There were 224 incident MIs in the anti-TNF–treated group at a median follow-up of 6 years per person, and 52 heart attacks in the nonbiologic DMARD–treated group at a median follow-up of 4 years per person. "Even though the study has been running for over 10 years, the amount of follow-up per person is between 4 and 6 years," Dr. Low observed.
The unadjusted hazard ratio for MI risk was 0.9, and it increased to 1.2 when adjusted for age and gender. "The hazard ratio goes up as you’d expect," Dr. Low observed. "People in the anti-TNF cohort are younger, and there are more females [77% vs. 74% for nonbiologic DMARDs]."
After adjustment for risk factors, analysis gave a hazard ratio of 0.7 in favor of anti-TNFs reducing the risk for MI. The risk factors included disease-specific factors (age, gender, disease duration, disease activity, steroid exposure, number of previous nonbiologic DMARDs received, and year of entry into the study), as well as traditional cardiovascular risk factors (hypertension, diabetes, smoking, chronic obstructive pulmonary disease, antiplatelet therapy, and use of nonsteroidal anti-inflammatory drugs and COX-2 inhibitors). "Statins were also included in the adjustment," Dr. Low confirmed.
The possible reduction in the risk for heart attack is another potential benefit of anti-TNFs that can be discussed with patients, she suggested, although patients would of course not be put on these drugs in order to reduce their cardiovascular risk.
Why anti-TNFs have this effect is still not clear. Dr. Low said. "It’s going to be very difficult to tease out whether it’s the inflammation that has been reduced by the anti-TNF therapy or whether anti-TNF therapy affects other factors, such as hypertension and lipids, but I don’t think we can say that for certain from this analysis.

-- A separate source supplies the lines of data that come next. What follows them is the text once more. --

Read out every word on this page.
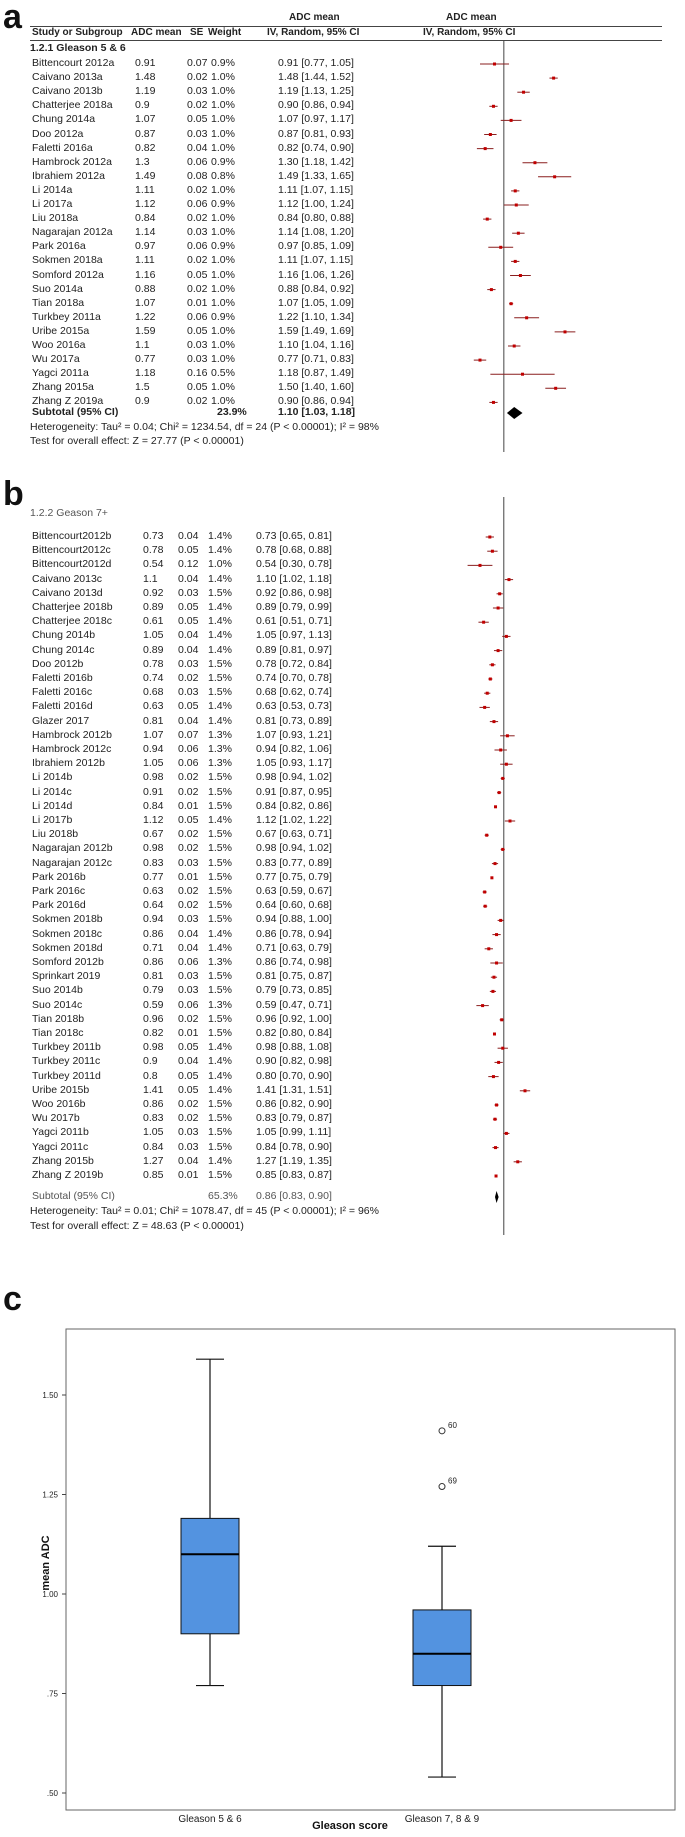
a
b
c
Study or Subgroup ADC mean SE Weight
ADC mean
IV, Random, 95% CI
ADC mean
IV, Random, 95% CI
1.2.1 Gleason 5 & 6
Bittencourt 2012a 0.91	0.07 0.9%	0.91 [0.77, 1.05]
Caivano 2013a	1.48	0.02 1.0%	1.48 [1.44, 1.52]
Caivano 2013b	1.19	0.03 1.0%	1.19 [1.13, 1.25]
Chatterjee 2018a 0.9	0.02 1.0%	0.90 [0.86, 0.94]
Chung 2014a	1.07	0.05 1.0%	1.07 [0.97, 1.17]
Doo 2012a	0.87	0.03 1.0%	0.87 [0.81, 0.93]
Faletti 2016a	0.82	0.04 1.0%	0.82 [0.74, 0.90]
Hambrock 2012a 1.3	0.06 0.9%	1.30 [1.18, 1.42]
Ibrahiem 2012a	1.49	0.08 0.8%	1.49 [1.33, 1.65]
Li 2014a	1.11	0.02 1.0%	1.11 [1.07, 1.15]
Li 2017a	1.12	0.06 0.9%	1.12 [1.00, 1.24]
Liu 2018a	0.84	0.02 1.0%	0.84 [0.80, 0.88]
Nagarajan 2012a 1.14	0.03 1.0%	1.14 [1.08, 1.20]
Park 2016a	0.97	0.06 0.9%	0.97 [0.85, 1.09]
Sokmen 2018a	1.11	0.02 1.0%	1.11 [1.07, 1.15]
Somford 2012a	1.16	0.05 1.0%	1.16 [1.06, 1.26]
Suo 2014a	0.88	0.02 1.0%	0.88 [0.84, 0.92]
Tian 2018a	1.07	0.01 1.0%	1.07 [1.05, 1.09]
Turkbey 2011a	1.22	0.06 0.9%	1.22 [1.10, 1.34]
Uribe 2015a	1.59	0.05 1.0%	1.59 [1.49, 1.69]
Woo 2016a	1.1	0.03 1.0%	1.10 [1.04, 1.16]
Wu 2017a	0.77	0.03 1.0%	0.77 [0.71, 0.83]
Yagci 2011a	1.18	0.16 0.5%	1.18 [0.87, 1.49]
Zhang 2015a	1.5	0.05 1.0%	1.50 [1.40, 1.60]
Zhang Z 2019a	0.9	0.02 1.0%	0.90 [0.86, 0.94]
Subtotal (95% CI)	23.9%	1.10 [1.03, 1.18]
Heterogeneity: Tau² = 0.04; Chi² = 1234.54, df = 24 (P < 0.00001); I² = 98%
Test for overall effect: Z = 27.77 (P < 0.00001)
1.2.2 Geason 7+
Bittencourt2012b	0.73 0.04 1.4% 0.73 [0.65, 0.81]
Bittencourt2012c	0.78 0.05 1.4% 0.78 [0.68, 0.88]
Bittencourt2012d	0.54 0.12 1.0% 0.54 [0.30, 0.78]
Caivano 2013c	1.1 0.04 1.4% 1.10 [1.02, 1.18]
Caivano 2013d	0.92 0.03 1.5% 0.92 [0.86, 0.98]
Chatterjee 2018b	0.89 0.05 1.4% 0.89 [0.79, 0.99]
Chatterjee 2018c	0.61 0.05 1.4% 0.61 [0.51, 0.71]
Chung 2014b	1.05 0.04 1.4% 1.05 [0.97, 1.13]
Chung 2014c	0.89 0.04 1.4% 0.89 [0.81, 0.97]
Doo 2012b	0.78 0.03 1.5% 0.78 [0.72, 0.84]
Faletti 2016b	0.74 0.02 1.5% 0.74 [0.70, 0.78]
Faletti 2016c	0.68 0.03 1.5% 0.68 [0.62, 0.74]
Faletti 2016d	0.63 0.05 1.4% 0.63 [0.53, 0.73]
Glazer 2017	0.81 0.04 1.4% 0.81 [0.73, 0.89]
Hambrock 2012b	1.07 0.07 1.3% 1.07 [0.93, 1.21]
Hambrock 2012c	0.94 0.06 1.3% 0.94 [0.82, 1.06]
Ibrahiem 2012b	1.05 0.06 1.3% 1.05 [0.93, 1.17]
Li 2014b	0.98 0.02 1.5% 0.98 [0.94, 1.02]
Li 2014c	0.91 0.02 1.5% 0.91 [0.87, 0.95]
Li 2014d	0.84 0.01 1.5% 0.84 [0.82, 0.86]
Li 2017b	1.12 0.05 1.4% 1.12 [1.02, 1.22]
Liu 2018b	0.67 0.02 1.5% 0.67 [0.63, 0.71]
Nagarajan 2012b	0.98 0.02 1.5% 0.98 [0.94, 1.02]
Nagarajan 2012c	0.83 0.03 1.5% 0.83 [0.77, 0.89]
Park 2016b	0.77 0.01 1.5% 0.77 [0.75, 0.79]
Park 2016c	0.63 0.02 1.5% 0.63 [0.59, 0.67]
Park 2016d	0.64 0.02 1.5% 0.64 [0.60, 0.68]
Sokmen 2018b	0.94 0.03 1.5% 0.94 [0.88, 1.00]
Sokmen 2018c	0.86 0.04 1.4% 0.86 [0.78, 0.94]
Sokmen 2018d	0.71 0.04 1.4% 0.71 [0.63, 0.79]
Somford 2012b	0.86 0.06 1.3% 0.86 [0.74, 0.98]
Sprinkart 2019	0.81 0.03 1.5% 0.81 [0.75, 0.87]
Suo 2014b	0.79 0.03 1.5% 0.79 [0.73, 0.85]
Suo 2014c	0.59 0.06 1.3% 0.59 [0.47, 0.71]
Tian 2018b	0.96 0.02 1.5% 0.96 [0.92, 1.00]
Tian 2018c	0.82 0.01 1.5% 0.82 [0.80, 0.84]
Turkbey 2011b	0.98 0.05 1.4% 0.98 [0.88, 1.08]
Turkbey 2011c	0.9 0.04 1.4% 0.90 [0.82, 0.98]
Turkbey 2011d	0.8 0.05 1.4% 0.80 [0.70, 0.90]
Uribe 2015b	1.41 0.05 1.4% 1.41 [1.31, 1.51]
Woo 2016b	0.86 0.02 1.5% 0.86 [0.82, 0.90]
Wu 2017b	0.83 0.02 1.5% 0.83 [0.79, 0.87]
Yagci 2011b	1.05 0.03 1.5% 1.05 [0.99, 1.11]
Yagci 2011c	0.84 0.03 1.5% 0.84 [0.78, 0.90]
Zhang 2015b	1.27 0.04 1.4% 1.27 [1.19, 1.35]
Zhang Z 2019b	0.85 0.01 1.5% 0.85 [0.83, 0.87]
Subtotal (95% CI)	65.3% 0.86 [0.83, 0.90]
Heterogeneity: Tau² = 0.01; Chi² = 1078.47, df = 45 (P < 0.00001); I² = 96%
Test for overall effect: Z = 48.63 (P < 0.00001)
1.50
1.25
1.00
.75
.50
Gleason 5 & 6
60
69
Gleason 7, 8 & 9
mean ADC
Gleason score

Further research will look at the effect of anti-TNFs on the severity of MI to see if there is any difference from nonbiologic DMARDs.
The BSRBR is funded by a grant from the British Society for Rheumatology (BSR), which receives funding from multiple drug companies. This income finances a wholly separate contract between the BSR and the University of Manchester to host the BSRBR. Dr. Low had no conflicts of interest.
AT RHEUMATOLOGY 2013
Major finding: The fully adjusted hazard ratio for myocardial infarction was 0.7 in favor of ever using anti-TNF therapy.
Data source: The British Society for Rheumatology Biologics Register (BSRBR) for rheumatoid arthritis, consisting of 11,536 patients treated with anti-TNF therapy and 3,225 patients treated with traditional, nonbiologic disease-modifying antirheumatic drugs.
Disclosures: The BSRBR is funded by a grant from the British Society for Rheumatology (BSR), which receives funding from multiple drug companies. This income finances a wholly separate contract between the BSR and the University of Manchester to host the BSRBR. Dr. Low had no conflicts of interest.